The queen would be standing, looking a little over her shoulder toward her audience, and her royal robes would be so gorgeous that only paint could render them, for no mere dyed and woven cloth could have produced such drapes and billows, such tints, such highlights and fine-edged hues. And yet she would be lovelier, far lovelier, than all. It hurt his heart, standing before his empty canvas, his hand poised to make the first mark, how beautiful she would be.

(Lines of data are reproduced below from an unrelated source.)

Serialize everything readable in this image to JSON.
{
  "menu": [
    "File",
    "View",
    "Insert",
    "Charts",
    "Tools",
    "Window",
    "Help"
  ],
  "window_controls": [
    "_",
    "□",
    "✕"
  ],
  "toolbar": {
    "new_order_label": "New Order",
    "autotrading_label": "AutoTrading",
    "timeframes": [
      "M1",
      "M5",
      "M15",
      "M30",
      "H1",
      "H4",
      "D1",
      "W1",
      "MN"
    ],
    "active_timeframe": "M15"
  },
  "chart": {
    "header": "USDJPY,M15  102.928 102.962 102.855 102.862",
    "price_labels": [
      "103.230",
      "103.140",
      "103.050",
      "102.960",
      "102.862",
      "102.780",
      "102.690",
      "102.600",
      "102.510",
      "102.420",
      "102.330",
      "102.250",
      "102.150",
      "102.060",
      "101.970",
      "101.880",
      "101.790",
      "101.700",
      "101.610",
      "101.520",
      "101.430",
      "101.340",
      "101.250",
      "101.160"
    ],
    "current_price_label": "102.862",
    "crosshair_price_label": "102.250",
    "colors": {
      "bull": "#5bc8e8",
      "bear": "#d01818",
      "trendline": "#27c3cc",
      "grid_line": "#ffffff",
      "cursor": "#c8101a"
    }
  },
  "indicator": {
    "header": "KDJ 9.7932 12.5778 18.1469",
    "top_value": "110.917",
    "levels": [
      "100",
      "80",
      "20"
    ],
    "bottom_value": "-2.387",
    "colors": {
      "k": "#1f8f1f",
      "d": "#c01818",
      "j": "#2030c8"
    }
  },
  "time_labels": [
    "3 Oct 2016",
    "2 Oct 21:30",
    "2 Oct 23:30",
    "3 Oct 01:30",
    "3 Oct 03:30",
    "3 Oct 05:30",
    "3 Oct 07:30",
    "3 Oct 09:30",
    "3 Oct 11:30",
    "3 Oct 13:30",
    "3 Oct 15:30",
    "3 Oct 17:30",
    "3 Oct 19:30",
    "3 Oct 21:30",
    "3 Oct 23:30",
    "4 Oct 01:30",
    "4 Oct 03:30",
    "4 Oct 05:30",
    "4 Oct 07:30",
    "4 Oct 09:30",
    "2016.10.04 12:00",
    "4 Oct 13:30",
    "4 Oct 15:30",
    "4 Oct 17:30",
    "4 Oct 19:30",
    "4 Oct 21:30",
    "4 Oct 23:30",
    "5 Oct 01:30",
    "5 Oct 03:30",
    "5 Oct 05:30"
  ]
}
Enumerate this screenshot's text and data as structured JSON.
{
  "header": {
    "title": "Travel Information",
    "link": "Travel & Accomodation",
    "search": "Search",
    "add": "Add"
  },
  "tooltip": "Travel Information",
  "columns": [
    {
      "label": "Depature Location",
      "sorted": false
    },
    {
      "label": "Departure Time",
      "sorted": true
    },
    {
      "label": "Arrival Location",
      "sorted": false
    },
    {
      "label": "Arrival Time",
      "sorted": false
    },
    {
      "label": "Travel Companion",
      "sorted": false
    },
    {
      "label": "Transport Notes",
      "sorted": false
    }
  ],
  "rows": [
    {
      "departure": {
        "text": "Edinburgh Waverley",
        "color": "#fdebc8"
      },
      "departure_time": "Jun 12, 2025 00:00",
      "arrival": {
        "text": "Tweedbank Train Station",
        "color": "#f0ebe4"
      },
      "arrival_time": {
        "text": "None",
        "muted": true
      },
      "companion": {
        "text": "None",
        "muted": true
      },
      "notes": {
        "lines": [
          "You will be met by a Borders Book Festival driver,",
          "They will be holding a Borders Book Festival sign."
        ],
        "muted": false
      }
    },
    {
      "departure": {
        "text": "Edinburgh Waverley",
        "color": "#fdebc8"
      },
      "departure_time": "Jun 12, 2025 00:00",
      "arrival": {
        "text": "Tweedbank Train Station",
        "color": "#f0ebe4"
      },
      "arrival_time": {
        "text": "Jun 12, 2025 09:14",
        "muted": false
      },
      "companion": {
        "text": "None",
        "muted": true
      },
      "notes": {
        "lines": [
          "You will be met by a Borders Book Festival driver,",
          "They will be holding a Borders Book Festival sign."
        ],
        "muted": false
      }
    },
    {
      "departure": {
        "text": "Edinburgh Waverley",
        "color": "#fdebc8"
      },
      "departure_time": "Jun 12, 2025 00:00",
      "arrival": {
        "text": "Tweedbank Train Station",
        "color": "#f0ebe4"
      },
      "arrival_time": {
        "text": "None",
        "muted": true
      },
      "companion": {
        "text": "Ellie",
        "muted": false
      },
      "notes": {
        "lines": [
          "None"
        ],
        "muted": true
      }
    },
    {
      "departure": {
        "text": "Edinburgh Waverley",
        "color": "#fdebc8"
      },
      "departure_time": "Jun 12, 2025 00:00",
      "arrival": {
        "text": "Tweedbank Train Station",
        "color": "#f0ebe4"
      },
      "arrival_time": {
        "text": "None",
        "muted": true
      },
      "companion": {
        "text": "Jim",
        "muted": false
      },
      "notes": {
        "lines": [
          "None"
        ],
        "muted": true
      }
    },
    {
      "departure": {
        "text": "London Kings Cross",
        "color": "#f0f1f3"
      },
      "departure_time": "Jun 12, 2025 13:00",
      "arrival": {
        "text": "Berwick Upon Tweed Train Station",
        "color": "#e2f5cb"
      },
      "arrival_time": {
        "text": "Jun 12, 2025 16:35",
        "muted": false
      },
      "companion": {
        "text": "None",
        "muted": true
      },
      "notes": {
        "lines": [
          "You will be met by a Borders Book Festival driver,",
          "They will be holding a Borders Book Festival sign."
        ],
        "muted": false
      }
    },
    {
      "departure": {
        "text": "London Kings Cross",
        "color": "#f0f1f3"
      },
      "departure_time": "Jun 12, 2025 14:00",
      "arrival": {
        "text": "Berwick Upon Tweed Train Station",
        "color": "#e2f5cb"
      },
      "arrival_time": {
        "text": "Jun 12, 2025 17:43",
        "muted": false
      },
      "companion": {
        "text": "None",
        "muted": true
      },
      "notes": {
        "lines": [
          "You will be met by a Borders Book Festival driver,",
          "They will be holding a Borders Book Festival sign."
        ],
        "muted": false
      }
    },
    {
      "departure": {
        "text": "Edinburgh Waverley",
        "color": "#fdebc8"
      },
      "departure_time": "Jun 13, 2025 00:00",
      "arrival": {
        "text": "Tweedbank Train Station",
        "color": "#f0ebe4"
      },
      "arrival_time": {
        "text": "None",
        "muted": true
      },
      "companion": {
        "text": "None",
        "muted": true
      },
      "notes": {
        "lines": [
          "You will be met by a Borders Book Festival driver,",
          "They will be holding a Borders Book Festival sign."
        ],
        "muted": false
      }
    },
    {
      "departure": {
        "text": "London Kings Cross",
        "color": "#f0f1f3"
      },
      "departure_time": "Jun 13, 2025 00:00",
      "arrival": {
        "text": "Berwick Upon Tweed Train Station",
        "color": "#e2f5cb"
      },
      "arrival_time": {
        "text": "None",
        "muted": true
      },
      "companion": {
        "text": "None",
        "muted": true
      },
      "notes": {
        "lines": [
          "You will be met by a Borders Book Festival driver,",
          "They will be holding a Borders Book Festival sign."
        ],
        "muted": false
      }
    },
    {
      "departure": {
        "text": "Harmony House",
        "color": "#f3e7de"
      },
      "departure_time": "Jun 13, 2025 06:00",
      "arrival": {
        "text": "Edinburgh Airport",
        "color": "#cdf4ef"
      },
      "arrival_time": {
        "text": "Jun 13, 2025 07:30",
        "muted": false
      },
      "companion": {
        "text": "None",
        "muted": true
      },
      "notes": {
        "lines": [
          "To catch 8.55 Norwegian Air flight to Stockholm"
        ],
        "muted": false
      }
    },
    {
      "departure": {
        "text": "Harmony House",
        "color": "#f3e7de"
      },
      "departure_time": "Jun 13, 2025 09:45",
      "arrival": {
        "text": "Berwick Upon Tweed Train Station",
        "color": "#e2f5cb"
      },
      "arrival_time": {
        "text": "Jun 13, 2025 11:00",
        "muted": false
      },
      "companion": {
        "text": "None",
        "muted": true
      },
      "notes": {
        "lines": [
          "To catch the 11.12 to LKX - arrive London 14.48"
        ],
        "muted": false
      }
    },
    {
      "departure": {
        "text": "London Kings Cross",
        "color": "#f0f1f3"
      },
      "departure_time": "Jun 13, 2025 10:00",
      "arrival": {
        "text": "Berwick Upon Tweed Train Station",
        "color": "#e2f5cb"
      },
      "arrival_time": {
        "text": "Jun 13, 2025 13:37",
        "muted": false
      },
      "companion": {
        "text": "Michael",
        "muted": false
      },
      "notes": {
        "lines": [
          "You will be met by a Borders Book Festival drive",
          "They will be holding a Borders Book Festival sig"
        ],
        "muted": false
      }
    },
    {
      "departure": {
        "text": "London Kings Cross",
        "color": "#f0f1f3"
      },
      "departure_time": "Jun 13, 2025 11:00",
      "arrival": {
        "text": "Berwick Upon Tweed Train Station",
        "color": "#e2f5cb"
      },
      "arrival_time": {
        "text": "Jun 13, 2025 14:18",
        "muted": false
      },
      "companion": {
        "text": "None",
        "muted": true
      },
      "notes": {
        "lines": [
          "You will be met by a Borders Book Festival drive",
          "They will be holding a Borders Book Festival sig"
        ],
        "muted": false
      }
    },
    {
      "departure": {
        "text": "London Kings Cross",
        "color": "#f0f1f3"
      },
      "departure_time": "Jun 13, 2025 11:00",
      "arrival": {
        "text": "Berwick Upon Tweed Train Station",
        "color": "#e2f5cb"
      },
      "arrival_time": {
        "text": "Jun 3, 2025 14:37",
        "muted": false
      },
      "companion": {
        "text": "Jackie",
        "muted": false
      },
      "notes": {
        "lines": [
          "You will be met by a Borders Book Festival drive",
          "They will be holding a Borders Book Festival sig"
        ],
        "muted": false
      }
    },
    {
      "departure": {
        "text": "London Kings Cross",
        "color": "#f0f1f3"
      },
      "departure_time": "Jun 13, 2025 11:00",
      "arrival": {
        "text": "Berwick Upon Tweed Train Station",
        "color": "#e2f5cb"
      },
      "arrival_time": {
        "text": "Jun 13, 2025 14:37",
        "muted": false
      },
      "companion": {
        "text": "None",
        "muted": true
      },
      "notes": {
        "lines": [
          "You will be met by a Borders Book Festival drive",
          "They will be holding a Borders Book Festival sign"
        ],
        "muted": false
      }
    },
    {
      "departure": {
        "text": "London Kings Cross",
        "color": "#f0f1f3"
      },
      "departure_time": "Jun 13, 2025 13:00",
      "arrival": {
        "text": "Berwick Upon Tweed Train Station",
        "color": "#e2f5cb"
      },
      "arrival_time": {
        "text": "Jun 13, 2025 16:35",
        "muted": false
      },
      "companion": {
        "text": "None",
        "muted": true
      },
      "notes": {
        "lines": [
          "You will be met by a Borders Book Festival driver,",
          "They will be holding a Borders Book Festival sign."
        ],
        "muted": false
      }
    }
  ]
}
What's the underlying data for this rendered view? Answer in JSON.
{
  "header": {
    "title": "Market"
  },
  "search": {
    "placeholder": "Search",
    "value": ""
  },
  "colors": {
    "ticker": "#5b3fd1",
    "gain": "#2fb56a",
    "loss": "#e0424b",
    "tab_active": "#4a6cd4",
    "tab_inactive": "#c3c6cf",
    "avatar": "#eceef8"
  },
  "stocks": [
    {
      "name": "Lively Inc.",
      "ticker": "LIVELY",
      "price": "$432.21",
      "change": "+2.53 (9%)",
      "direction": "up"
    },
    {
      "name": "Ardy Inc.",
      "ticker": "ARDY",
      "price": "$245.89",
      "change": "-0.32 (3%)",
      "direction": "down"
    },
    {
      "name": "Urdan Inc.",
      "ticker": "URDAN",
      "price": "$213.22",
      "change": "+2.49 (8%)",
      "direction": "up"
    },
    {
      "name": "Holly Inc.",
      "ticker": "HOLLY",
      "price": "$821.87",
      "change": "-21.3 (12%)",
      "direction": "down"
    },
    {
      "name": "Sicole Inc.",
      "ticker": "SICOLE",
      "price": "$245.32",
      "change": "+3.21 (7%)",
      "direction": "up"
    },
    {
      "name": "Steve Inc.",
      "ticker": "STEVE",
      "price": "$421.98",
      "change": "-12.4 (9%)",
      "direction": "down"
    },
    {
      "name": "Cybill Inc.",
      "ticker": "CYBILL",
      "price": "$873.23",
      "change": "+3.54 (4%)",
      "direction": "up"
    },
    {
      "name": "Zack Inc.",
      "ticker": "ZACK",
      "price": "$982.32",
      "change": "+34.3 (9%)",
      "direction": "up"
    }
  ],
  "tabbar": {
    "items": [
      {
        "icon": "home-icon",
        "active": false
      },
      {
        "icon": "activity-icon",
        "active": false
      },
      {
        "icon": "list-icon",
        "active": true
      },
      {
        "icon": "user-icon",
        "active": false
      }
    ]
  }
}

But he stood now in the wide, light-filled chamber, having succeeded in winning the commission that would change his life staring at the canvas with the few graceful lines on it, and his hand shook, and his mind's eye was full of shwauws, and the velvets and silks and the soft gloss of skin and sparkle of eye would not come to him. He had put the canvas away very soon in that great receiving-hall, although it was not the waiting that preyed upon him. He stared at his canvas now, and felt as mad as the king.
The word went round that the young painter never slept; he called for lamps and candles at twilight, and, as the queen had ordered that he have everything he wanted, lamps and candles were brought. More! he shouted. More! And more were brought, till the room was brighter than daylight, and the chamber was a sea, and its rippled surface was the fragile points of hundreds of burning candles and oil-soaked wicks, and the painter gasped a little as he worked, keeping his head above that sea. He pulled down the curtains that hung round his bed, and told the servants to bear them away. The chamber pot he kept not under the bed but beside it, that he need not reach into even the small vague grey shadows of a well-swept floor under a high-framed bed.